MIRANDA YATES Since the singalong versions gave The Sound of Music the official stamp of camp and encouraged hordes of hairy men to step into habits and lederhosen it has, inevitably, become difficult to take a straight version.

MIRANDA YATES

Since the singalong versions gave The Sound of Music the official stamp of camp and encouraged hordes of hairy men to step into habits and lederhosen it has, inevitably, become difficult to take a straight version.

And being trapped with the sinfully sugary screen version of the Von Trapp family every public holiday doesn't help matters either.

I confess, I didn't expect to enjoy this. However, the Theatre Royal's Youth Theatre production was indeed a drop of golden sun.

Hayley Thompson makes a suitably unsuitable nun and her wholesome mid-range voice makes tidy work of the solos alongside Danny Whitby's lively yet unobtrusive piano.

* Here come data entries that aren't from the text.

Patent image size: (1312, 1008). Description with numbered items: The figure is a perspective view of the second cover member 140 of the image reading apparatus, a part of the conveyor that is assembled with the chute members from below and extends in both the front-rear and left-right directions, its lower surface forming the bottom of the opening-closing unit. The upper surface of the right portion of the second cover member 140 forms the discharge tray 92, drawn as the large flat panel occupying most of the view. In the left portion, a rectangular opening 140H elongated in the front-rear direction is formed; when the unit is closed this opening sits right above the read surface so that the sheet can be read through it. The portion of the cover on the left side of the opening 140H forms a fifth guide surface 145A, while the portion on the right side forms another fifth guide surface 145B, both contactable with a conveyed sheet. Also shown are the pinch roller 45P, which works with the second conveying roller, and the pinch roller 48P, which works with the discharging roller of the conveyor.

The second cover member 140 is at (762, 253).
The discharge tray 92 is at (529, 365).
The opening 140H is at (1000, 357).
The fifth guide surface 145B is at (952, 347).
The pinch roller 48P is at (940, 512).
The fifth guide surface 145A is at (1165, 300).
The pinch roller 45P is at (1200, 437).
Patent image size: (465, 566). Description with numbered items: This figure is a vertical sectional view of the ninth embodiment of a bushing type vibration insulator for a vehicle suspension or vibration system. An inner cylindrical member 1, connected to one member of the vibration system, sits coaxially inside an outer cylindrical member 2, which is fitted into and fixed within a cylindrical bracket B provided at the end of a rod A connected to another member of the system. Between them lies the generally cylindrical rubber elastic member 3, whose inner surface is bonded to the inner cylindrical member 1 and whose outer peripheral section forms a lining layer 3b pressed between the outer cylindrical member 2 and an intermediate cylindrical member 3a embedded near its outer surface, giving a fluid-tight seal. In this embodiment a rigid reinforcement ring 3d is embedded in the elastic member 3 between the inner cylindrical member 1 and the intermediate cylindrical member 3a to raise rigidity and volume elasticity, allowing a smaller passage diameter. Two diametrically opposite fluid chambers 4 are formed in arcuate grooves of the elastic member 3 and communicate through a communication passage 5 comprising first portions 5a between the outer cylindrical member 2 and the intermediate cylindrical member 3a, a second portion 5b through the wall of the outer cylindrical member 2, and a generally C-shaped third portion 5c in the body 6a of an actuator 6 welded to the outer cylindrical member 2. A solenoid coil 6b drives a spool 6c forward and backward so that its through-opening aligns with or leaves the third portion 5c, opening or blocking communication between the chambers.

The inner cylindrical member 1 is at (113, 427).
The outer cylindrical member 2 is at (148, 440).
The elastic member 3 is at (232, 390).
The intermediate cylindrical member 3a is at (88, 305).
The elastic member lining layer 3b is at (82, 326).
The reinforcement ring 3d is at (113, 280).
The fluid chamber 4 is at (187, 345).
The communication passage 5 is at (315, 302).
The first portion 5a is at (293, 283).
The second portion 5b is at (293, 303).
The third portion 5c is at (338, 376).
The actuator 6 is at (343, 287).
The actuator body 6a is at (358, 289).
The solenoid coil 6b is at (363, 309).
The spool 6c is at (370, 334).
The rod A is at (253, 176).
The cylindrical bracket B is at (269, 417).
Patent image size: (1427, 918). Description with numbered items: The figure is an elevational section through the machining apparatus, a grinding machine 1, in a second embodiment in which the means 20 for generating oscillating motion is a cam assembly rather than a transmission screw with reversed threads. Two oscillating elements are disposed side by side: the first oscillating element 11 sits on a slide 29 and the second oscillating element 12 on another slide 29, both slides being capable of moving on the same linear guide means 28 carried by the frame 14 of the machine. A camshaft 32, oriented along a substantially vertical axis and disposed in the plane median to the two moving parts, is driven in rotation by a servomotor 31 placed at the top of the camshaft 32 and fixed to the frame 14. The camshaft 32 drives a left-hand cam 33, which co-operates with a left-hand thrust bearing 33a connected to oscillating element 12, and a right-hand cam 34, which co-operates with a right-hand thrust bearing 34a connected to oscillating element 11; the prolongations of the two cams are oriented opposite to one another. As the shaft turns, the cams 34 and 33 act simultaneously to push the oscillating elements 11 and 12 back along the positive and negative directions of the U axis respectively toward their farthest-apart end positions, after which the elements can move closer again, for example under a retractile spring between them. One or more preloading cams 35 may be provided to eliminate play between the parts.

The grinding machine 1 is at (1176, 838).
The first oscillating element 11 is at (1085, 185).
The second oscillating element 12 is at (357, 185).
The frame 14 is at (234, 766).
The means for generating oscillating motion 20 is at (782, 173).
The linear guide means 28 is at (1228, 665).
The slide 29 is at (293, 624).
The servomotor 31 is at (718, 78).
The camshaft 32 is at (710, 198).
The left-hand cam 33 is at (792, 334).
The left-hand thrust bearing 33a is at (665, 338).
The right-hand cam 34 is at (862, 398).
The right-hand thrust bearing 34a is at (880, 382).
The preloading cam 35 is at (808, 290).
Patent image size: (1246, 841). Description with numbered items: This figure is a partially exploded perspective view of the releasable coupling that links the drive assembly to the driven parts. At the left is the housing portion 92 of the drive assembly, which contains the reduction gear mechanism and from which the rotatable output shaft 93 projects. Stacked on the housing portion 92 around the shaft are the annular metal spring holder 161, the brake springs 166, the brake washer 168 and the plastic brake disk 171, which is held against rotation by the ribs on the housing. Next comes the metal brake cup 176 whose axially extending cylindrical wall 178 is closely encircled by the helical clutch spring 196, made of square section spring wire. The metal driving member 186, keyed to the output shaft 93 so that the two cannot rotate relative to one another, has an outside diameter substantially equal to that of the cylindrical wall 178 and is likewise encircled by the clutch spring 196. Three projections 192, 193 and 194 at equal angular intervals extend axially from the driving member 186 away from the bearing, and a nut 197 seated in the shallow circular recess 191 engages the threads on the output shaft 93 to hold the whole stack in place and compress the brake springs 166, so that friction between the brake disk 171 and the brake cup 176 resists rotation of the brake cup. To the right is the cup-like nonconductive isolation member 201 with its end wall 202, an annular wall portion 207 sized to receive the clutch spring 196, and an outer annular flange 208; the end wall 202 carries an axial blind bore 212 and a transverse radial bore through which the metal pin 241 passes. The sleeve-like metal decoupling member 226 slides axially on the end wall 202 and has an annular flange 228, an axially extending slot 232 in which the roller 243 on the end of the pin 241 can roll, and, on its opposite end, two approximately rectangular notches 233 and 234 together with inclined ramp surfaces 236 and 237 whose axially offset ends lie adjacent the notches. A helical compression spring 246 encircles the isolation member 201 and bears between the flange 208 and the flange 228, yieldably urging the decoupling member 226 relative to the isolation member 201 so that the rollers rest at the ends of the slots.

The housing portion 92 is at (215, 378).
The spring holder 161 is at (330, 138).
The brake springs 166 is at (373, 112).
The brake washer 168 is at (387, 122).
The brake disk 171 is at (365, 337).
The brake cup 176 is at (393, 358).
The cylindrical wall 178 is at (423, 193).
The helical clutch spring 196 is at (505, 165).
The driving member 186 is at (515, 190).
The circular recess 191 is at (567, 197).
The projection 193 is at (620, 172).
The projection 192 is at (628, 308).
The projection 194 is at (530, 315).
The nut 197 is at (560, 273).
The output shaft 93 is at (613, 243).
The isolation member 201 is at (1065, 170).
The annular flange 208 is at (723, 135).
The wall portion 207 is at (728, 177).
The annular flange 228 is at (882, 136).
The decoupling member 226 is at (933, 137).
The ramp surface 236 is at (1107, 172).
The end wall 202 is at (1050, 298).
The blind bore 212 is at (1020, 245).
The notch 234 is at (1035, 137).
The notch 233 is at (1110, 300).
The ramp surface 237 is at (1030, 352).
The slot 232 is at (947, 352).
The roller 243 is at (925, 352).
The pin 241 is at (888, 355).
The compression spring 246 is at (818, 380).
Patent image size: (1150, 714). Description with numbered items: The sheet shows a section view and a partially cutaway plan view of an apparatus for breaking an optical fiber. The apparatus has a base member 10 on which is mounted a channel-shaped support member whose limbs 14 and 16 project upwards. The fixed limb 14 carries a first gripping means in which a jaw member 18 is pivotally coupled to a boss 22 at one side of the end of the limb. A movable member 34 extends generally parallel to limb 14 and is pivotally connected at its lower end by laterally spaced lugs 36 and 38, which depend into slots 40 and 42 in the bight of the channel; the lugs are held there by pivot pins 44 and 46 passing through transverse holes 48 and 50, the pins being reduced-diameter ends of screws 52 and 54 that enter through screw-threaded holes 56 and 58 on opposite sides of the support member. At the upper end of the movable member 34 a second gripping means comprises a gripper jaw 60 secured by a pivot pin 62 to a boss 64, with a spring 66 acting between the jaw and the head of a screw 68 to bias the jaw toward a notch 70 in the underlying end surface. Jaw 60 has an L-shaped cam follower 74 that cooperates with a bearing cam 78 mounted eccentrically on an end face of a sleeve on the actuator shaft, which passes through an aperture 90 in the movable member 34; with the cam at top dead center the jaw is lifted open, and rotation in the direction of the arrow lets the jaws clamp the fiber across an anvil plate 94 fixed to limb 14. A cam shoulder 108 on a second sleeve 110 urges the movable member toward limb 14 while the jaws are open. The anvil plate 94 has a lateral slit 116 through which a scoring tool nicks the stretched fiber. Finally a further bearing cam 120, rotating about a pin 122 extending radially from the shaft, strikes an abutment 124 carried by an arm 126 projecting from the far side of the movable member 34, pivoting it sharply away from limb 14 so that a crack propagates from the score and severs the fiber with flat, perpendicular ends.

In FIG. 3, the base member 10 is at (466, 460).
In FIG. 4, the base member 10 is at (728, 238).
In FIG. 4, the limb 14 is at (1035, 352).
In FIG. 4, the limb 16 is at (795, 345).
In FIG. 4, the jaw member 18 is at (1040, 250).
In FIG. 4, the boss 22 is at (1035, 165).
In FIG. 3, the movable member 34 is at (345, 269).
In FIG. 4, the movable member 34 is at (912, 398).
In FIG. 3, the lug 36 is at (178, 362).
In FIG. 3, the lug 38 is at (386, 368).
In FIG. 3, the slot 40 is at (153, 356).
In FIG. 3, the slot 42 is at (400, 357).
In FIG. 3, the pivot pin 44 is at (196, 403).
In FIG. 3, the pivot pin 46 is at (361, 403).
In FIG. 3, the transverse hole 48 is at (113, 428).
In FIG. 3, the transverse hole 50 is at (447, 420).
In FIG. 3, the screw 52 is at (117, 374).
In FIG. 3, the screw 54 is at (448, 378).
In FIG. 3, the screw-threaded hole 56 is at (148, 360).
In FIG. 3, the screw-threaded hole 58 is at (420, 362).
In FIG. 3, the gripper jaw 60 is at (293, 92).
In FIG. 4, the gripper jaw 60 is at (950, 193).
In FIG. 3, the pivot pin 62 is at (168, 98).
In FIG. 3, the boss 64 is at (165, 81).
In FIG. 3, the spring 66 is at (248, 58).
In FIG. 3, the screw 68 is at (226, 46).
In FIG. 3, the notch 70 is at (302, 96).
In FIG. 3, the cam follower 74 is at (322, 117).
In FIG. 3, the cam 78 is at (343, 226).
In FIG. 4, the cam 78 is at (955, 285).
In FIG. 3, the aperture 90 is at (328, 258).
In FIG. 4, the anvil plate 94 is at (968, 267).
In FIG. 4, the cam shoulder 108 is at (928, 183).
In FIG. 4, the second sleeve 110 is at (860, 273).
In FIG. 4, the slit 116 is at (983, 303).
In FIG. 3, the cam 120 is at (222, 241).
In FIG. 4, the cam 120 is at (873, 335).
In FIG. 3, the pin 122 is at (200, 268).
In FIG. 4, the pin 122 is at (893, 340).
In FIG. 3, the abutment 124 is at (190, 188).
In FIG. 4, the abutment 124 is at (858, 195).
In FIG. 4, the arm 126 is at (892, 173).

Nicholas Potts is appropriately starchy as the captain who needs to keep things shipshape since his wife's untimely death chilled his heart. Little Gretl is, of course, as sweet as a Viennese pastry. Liesel's ever-so-slightly edgy song about being on the brink of “the world of men and things beyond your ken” is adventurously choreographed and bristling with first love frissons. And the sliding scale of Von Trapp kids were all feisty and sang beautifully in chorus despite their horrible curtain outfits.

If there were any hills around here, I'm sure they'd be alive and the show has a long, long way to run… well, until Saturday.